日本侵略者出自掠夺经济资源和建立华北铁路交通网的目的,早就谋划了要修建一条由石家庄连接津浦铁路的通道计划。在卢沟桥事变之前,日本侵略者已经秘密勘测了沧石线和石德线的路径。1940年5月10日,修建石德铁路计划得到了日本内阁批准,当年6月5日便开始施工,当年11月15日全线建成通车。整个石德铁路施工工程,“为时仅五阅月,为铁道建设之未有记录。”[8]至此,石门车站终于成为平汉、石太、石德三条铁路交汇的铁路枢纽。

1940年11月15日石德铁路建成通车。1941年2月15日,正式在石门火车站举行了石德铁路开通运营典礼。根据日本华北派遣军最高指挥官代表等出席典礼步入会场的历史档案照片显示,新火车站出入口的标牌上,清晰地书写着“石门站”三个大字。

1945年抗战胜利后,南京国民政府设置的各种各类接收机构,分别接收了平汉铁路、石太铁路、日伪“真定道公署”和石门市政府。根据中国陆军总司令部训令(诚字第123号)指示,正太路的石家庄至井陉段交通警备任务,由第三十四军李文部担任;山西境内铁路线交通警备任务,由阎锡山负责。1945年11月24日,国民政府交通部平津区特派员杨毅等九人到达石家庄,11月26日举行了石门铁路局的接收典礼仪式,当日一并成立了“交通部平津区石家庄分区接收委员办事处”。特派员办公处接管本地铁路事务后,一面处理内部事务,一面逐步维护铁路业务的恢复工作。

石门市所属的十一战区接收军事长官是孙连仲,孙指令自己的亲信尹文堂负责组建市政府,并担任石门市第一任市长。但尹文堂在筹备设置石门市之时,面对难缠的市名问题束手无策,致使本地申报手续一再延迟。[9]原石门市名称面临的主要难题有二:其一,政区称谓的重名问题,即石门市与湖南石门县同名;其二,国民政府不愿继续沿用日伪政权的旧市名。南京政府内政部、河北省民政厅主张新创建的市政府,要更改石门市的称谓。[10]以尹文堂为首的石市政府筹备班子考虑,由于处在军事形势极度特殊的时期,骤然更改市名,会对当地局势和经济形成严重影响。主张暂时沿用石门市旧名,待将来局势稳定之后,再设法专案办理。[11] 1946年9月20日,市政府秘书处还为更改市名一事,登报向社会各界征集市名,期盼能够集思广益,广大市民踊跃提供高见。

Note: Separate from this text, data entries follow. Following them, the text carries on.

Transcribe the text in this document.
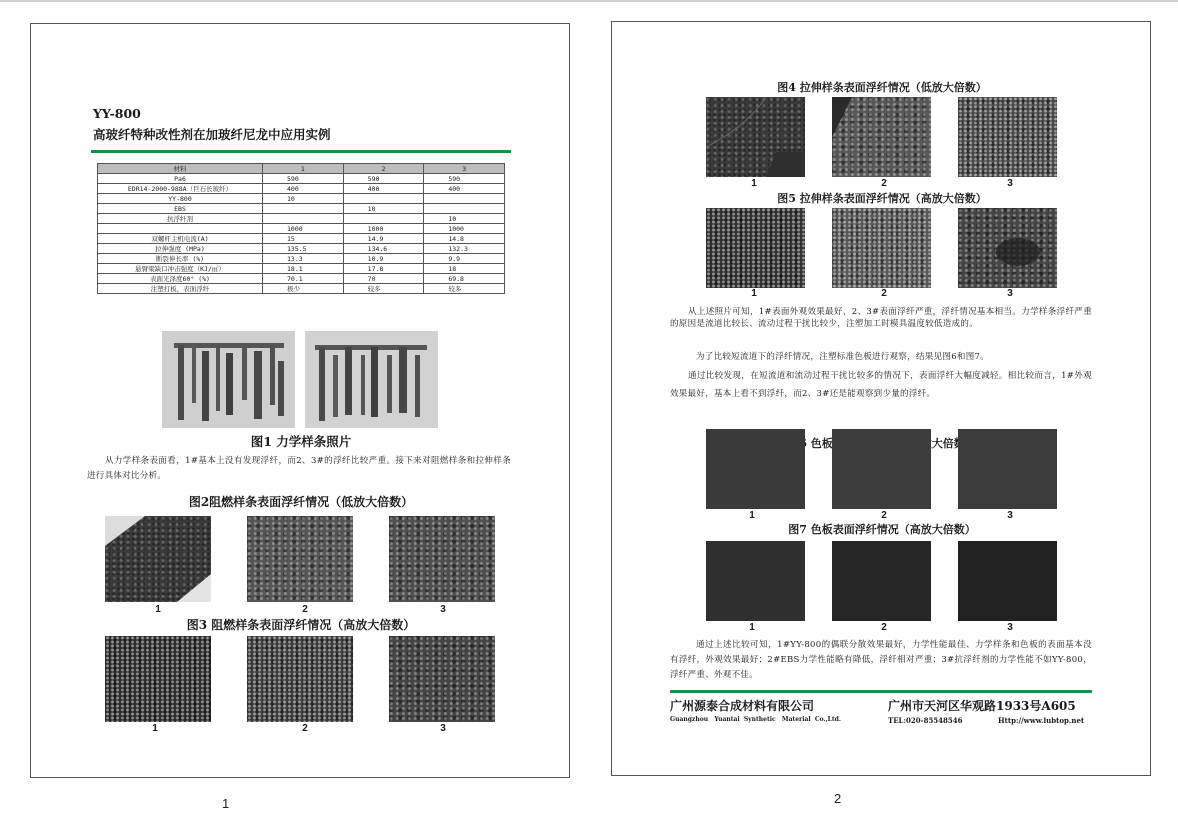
YY-800
高玻纤特种改性剂在加玻纤尼龙中应用实例
材料	1	2	3
Pa6	590	590	590
EDR14-2000-988A（巨石长玻纤）	400	400	400
YY-800	10		
EBS		10	
抗浮纤剂			10
	1000	1000	1000
双螺杆主机电流(A)	15	14.9	14.8
拉伸强度 (MPa)	135.5	134.6	132.3
断裂伸长率 (%)	13.3	10.9	9.9
悬臂梁缺口冲击强度（KJ/㎡）	18.1	17.8	18
表面光泽度60° (%)	70.1	70	69.8
注塑打板，表面浮纤	极少	较多	较多
图1 力学样条照片
从力学样条表面看，1#基本上没有发现浮纤，而2、3#的浮纤比较严重。接下来对阻燃样条和拉伸样条进行具体对比分析。
图2阻燃样条表面浮纤情况（低放大倍数）
1	2	3
图3 阻燃样条表面浮纤情况（高放大倍数）
1	2	3
1
图4 拉伸样条表面浮纤情况（低放大倍数）
1	2	3
图5 拉伸样条表面浮纤情况（高放大倍数）
1	2	3
从上述照片可知，1#表面外观效果最好，2、3#表面浮纤严重，浮纤情况基本相当。力学样条浮纤严重的原因是流道比较长、流动过程干扰比较少，注塑加工时模具温度较低造成的。
为了比较短流道下的浮纤情况，注塑标准色板进行观察，结果见图6和图7。
通过比较发现，在短流道和流动过程干扰比较多的情况下，表面浮纤大幅度减轻。相比较而言，1#外观效果最好，基本上看不到浮纤，而2、3#还是能观察到少量的浮纤。
1	2	3
图7 色板表面浮纤情况（高放大倍数）
1	2	3
通过上述比较可知，1#YY-800的偶联分散效果最好，力学性能最佳、力学样条和色板的表面基本没有浮纤，外观效果最好；2#EBS力学性能略有降低，浮纤相对严重；3#抗浮纤剂的力学性能不如YY-800，浮纤严重、外观不佳。
广州源泰合成材料有限公司
Guangzhou   Yuantai  Synthetic   Material  Co.,Ltd.
广州市天河区华观路1933号A605
TEL:020-85548546	Http://www.lubtop.net
2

交通部平津区石家庄分区接收委员办事处,看到接收后的国民党市政府对于是否继续使用“石门市”名称的问题,一直犹豫不决,一拖再拖,迟迟未定新市名。交通部石家庄分区接收委员办事处,在市政府尚未确定新市名的情况下,于1946年3月6日正式将“石门火车站”称谓改回了原来的“石家庄火车站”。其原因和根据,既不是接收委员办事处人员不喜欢“石门市”称谓,也不是他们具有先见之明,而是南京政府交通部出台了统一规定要求,即收复区铁路所有车站名称,在抗战期间经敌伪变更者,一律恢复原有名称。

1947年11月12日,中国人民解放军解放石家庄后,石家庄市政府于1947年12月26日发布秘字第一号通知,正式宣布“石门市自即日起改为石家庄市”。[12]石家庄许多行业部门的称谓都随之进行了更改,而火车站因1946 年已经先期更改为“石家庄站”,不用再亦步亦趋了。“石家庄车站”的站台标牌是石家庄解放前树立的,而新生人民政权完成石门市回归石家庄市后,石家庄车站不再需要更新车站名称了。

原文刊登在《中共石家庄市委党校学报》2020年第6期,微信版文章注释从略,引用请核查原文。